- Born: 1967 (age 58–59)
- Citizenship: Zimbabwe
- Occupations: President and chief scientific officer of the African Institute of Biomedical Science and Technology
- Known for: Pharmacogenetics, pharmacology, and drug discovery
- Awards: Fellow of the African Academy of Sciences, Fellow of the Zimbabwe Academy of Sciences, HUGO Africa Award

= Collen Masimirembwa =

Zimbabwean professor of clinical pharmacology

Collen Masimirembwa (born 1967) is a biomedical pharmacologist from Zimbabwe. He is a Distinguished Professor of Clinical Pharmacology at the University of Witswatersrand, and serves as the president and chief scientific officer at the African Institute of Biomedical Science and Technology (AiBST). His research in Africa has contributed to the field of pharmacogenetics, particularly in understanding the genetic diversity and drug response of African populations. In 2018, he was awarded the HUGO Africa Award. He is a fellow of the Calestous Juma Leadership Fellowship, African Academy of Sciences (AAS) and the Zimbabwe Academy of Sciences (ZAS).

He has authored over 100 papers in peer-reviewed journals and book chapters and has guided numerous postgraduate students and postdoctoral fellows.

==Early life and education==
Masimirembwa was born in 1967 in Zimbabwe and received his BSc (Hons) and DPhil degrees in biochemistry from the University of Zimbabwe in 1993. Fascinated by the then-emerging field of pharmacogenetics, he conducted studies at the Karolinska Institute in Sweden in 1995, where he earned his PhD in Medical Biochemistry and Biophysics. His doctoral research was centered on the molecular mechanisms of drug metabolism and toxicity.

==Career and research==
After obtaining his PhD, Masimirembwa returned to the University of Zimbabwe and served as a senior lecturer and head of the Department of Biochemistry from 1992 to 1997. He later joined AstraZeneca R&D in Sweden as a principal scientist and project leader, focusing on drug discovery and development in various areas such as cardiovascular, gastrointestinal, and infectious diseases. He played a key role in establishing the AstraZeneca Africa Pharmacogenetics Research Network, which aimed to study the genetic diversity and drug response of African populations.

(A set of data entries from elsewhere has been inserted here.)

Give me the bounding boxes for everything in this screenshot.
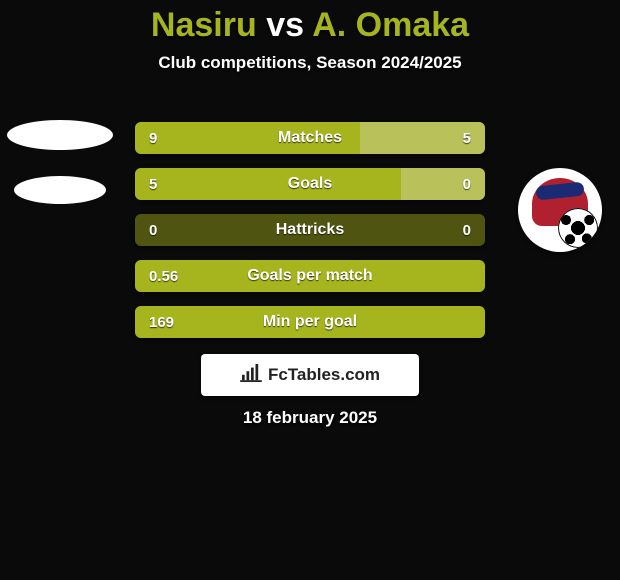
- page-title: Nasiru vs A. Omaka: [0, 0, 620, 45]
- stat-label: Matches: [135, 122, 485, 154]
- subtitle: Club competitions, Season 2024/2025: [0, 53, 620, 73]
- stat-row: 0Hattricks0: [135, 214, 485, 246]
- attribution-text: FcTables.com: [268, 365, 380, 385]
- stat-right-value: [457, 306, 485, 338]
- comparison-infographic: Nasiru vs A. Omaka Club competitions, Se…: [0, 0, 620, 580]
- player-b-team-badge: [518, 168, 602, 252]
- stat-row: 0.56Goals per match: [135, 260, 485, 292]
- player-a-team-badge: [14, 176, 106, 204]
- stat-label: Min per goal: [135, 306, 485, 338]
- attribution-box: FcTables.com: [201, 354, 419, 396]
- bar-chart-icon: [240, 364, 262, 387]
- stat-right-value: 0: [449, 168, 485, 200]
- title-vs: vs: [266, 6, 304, 44]
- comparison-bars: 9Matches55Goals00Hattricks00.56Goals per…: [135, 122, 485, 352]
- stat-row: 169Min per goal: [135, 306, 485, 338]
- stat-label: Hattricks: [135, 214, 485, 246]
- title-player-b: A. Omaka: [312, 6, 469, 44]
- date-text: 18 february 2025: [0, 408, 620, 428]
- stat-label: Goals per match: [135, 260, 485, 292]
- stat-right-value: [457, 260, 485, 292]
- player-a-avatar: [7, 120, 113, 150]
- soccer-ball-icon: [558, 208, 598, 248]
- stat-right-value: 5: [449, 122, 485, 154]
- stat-row: 9Matches5: [135, 122, 485, 154]
- stat-row: 5Goals0: [135, 168, 485, 200]
- right-column: [500, 110, 620, 252]
- left-column: [0, 110, 120, 204]
- stat-label: Goals: [135, 168, 485, 200]
- title-player-a: Nasiru: [151, 6, 257, 44]
- stat-right-value: 0: [449, 214, 485, 246]
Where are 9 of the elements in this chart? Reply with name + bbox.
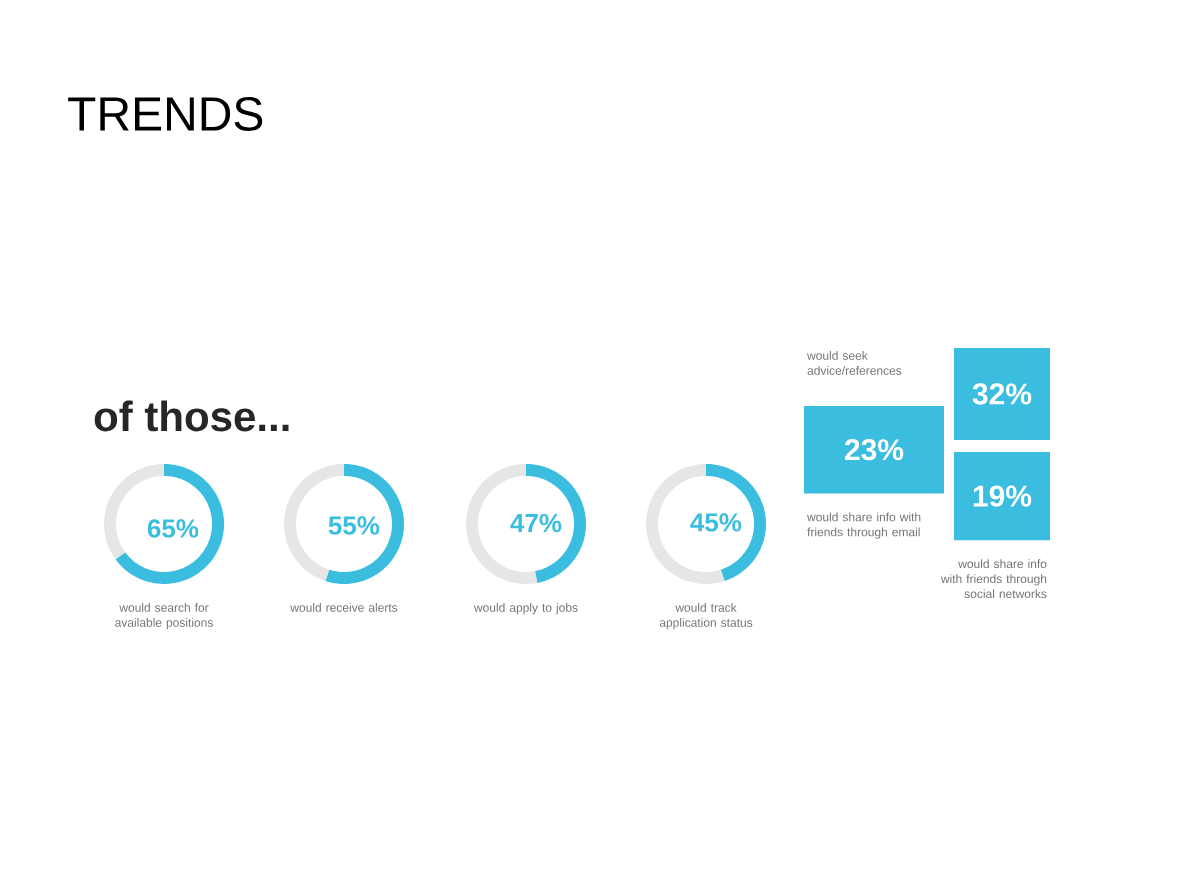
data-label: 45% — [690, 513, 742, 532]
data-label: 23% — [845, 439, 904, 461]
data-label: 55% — [328, 516, 380, 535]
text: of those... — [94, 400, 289, 432]
text: TRENDS — [68, 97, 263, 131]
data-label: 47% — [510, 513, 562, 533]
data-label: 19% — [973, 485, 1032, 507]
data-label: 32% — [972, 383, 1032, 405]
data-label: 65% — [147, 519, 199, 538]
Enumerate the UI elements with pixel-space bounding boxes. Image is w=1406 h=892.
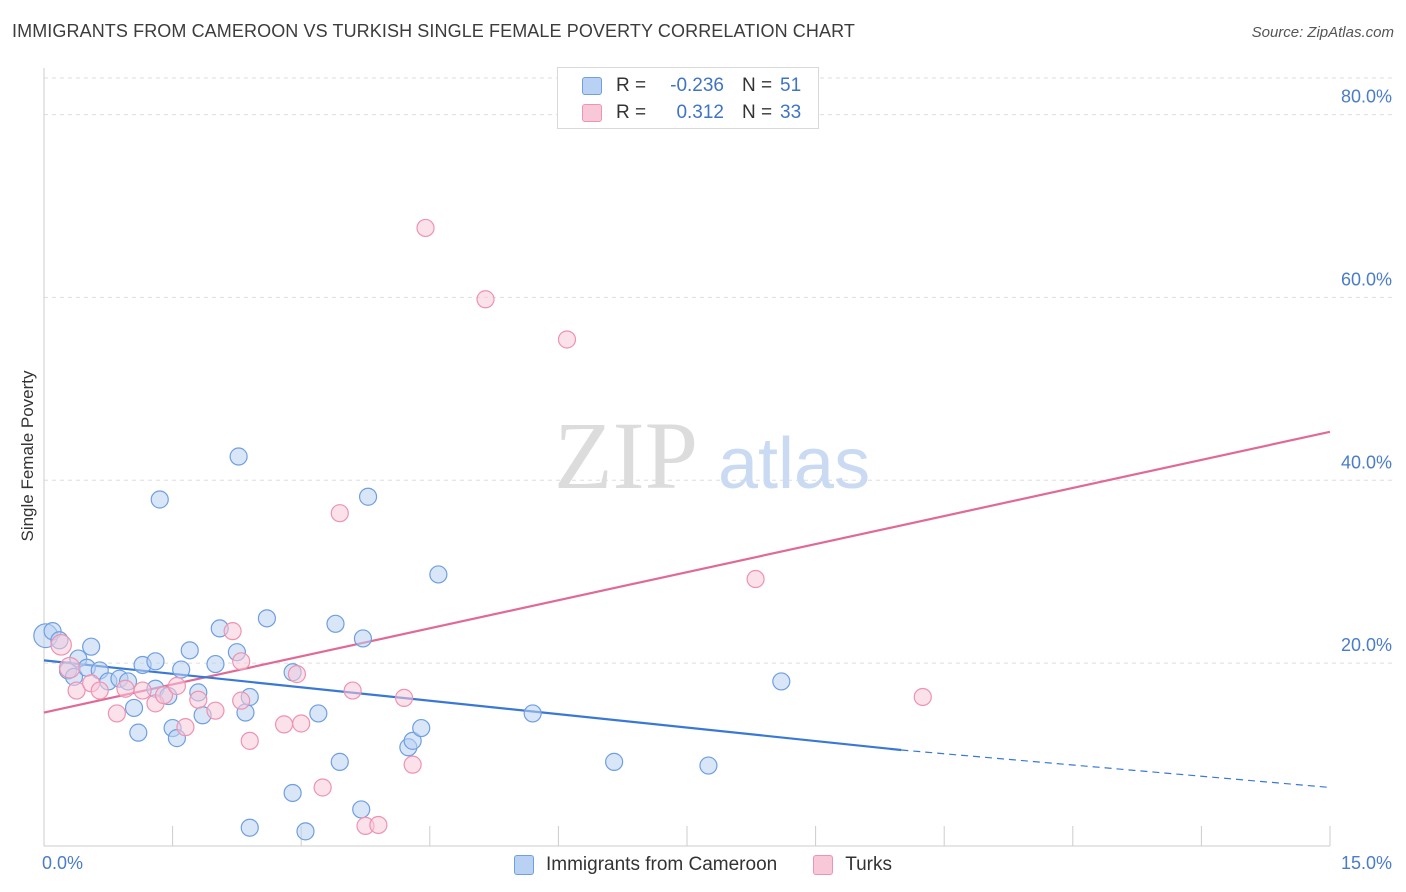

Later in 2008, Masimirembwa founded and assumed the position of president and chief scientific officer at the African Institute of Biomedical Science and Technology (AiBST), a non-profit research institute in Zimbabwe that focuses on biomedical science and technology, with an emphasis on pharmacogenetics and clinical pharmacology.

At the institute, he manages collaborations with various academic, industry, and government partners. He also leads the African Pharmacogenomics Consortium (APC), a network that aims to advance pharmacogenomics research and applications in Africa. He is also a distinguished professor of health sciences research at the University of the Witwatersrand (South Africa).

Masimirembwa is a fellow of the Zimbabwe Academy of Sciences (ZAS) and the African Academy of Sciences (AAS) among many other honors. In November 2021, Masimirembwa was selected as a Calestous Juma Science Leadership Fellow by the Bill and Melinda Gates Foundation, to develop a research and innovation ecosystem, train scientists, and create centres of excellence in genomic medicine research to enhance Africa’s sustainable development in genomic and pharmaceutical capabilities.

==Selected publications==

- C, Masimirembwa (1995). "Phenotyping and genotyping of S-mephenytoin hydroxylase (cytochrome P450 2C19) in a Shona population of Zimbabwe"
- C, Masimirembwa (1996). "A novel mutant variant of the CYP2D6 gene (CYP2D6*17) common in a black African population: association with diminished debrisoquine hydroxylase activity"
- CM, Masimirembwa (1997). "Genetic polymorphism of drug metabolising enzymes in African populations: implications for the use of neuroleptics and antidepressants"
- Li, Xue-Qing (2002). "Amodiaquine Clearance and Its Metabolism toN-Desethylamodiaquine Is Mediated by CYP2C8: A New High Affinity and Turnover Enzyme-Specific Probe Substrate"
- Li, Xue-Qing (2003). "Identification of human cytochrome P 450 s that metabolise anti-parasitic drugs and predictions of in vivo drug hepatic clearance from in vitro data"

==Awards==
Collen Masimirembwa was named a Fellow of the Zimbabwe Academy of Sciences in 2017 and the African Academy of Sciences in 2018. In 2018, he was awarded the HUGO Africa Award. The Grand Challenges Africa Award was presented to him in 2016. He was the recipient of the EDCTP Senior Fellowship Award in 2014 and the Wellcome Trust Senior Fellowship Award in 2012. AstraZeneca R&D acknowledged his work with the Global Scientific Award in 2006 and the Global Innovation Award in 2005. Additionally, he received the Calestous Juma Leadership Fellowship in 2021 and the PMCW 2025 Pioneer Award.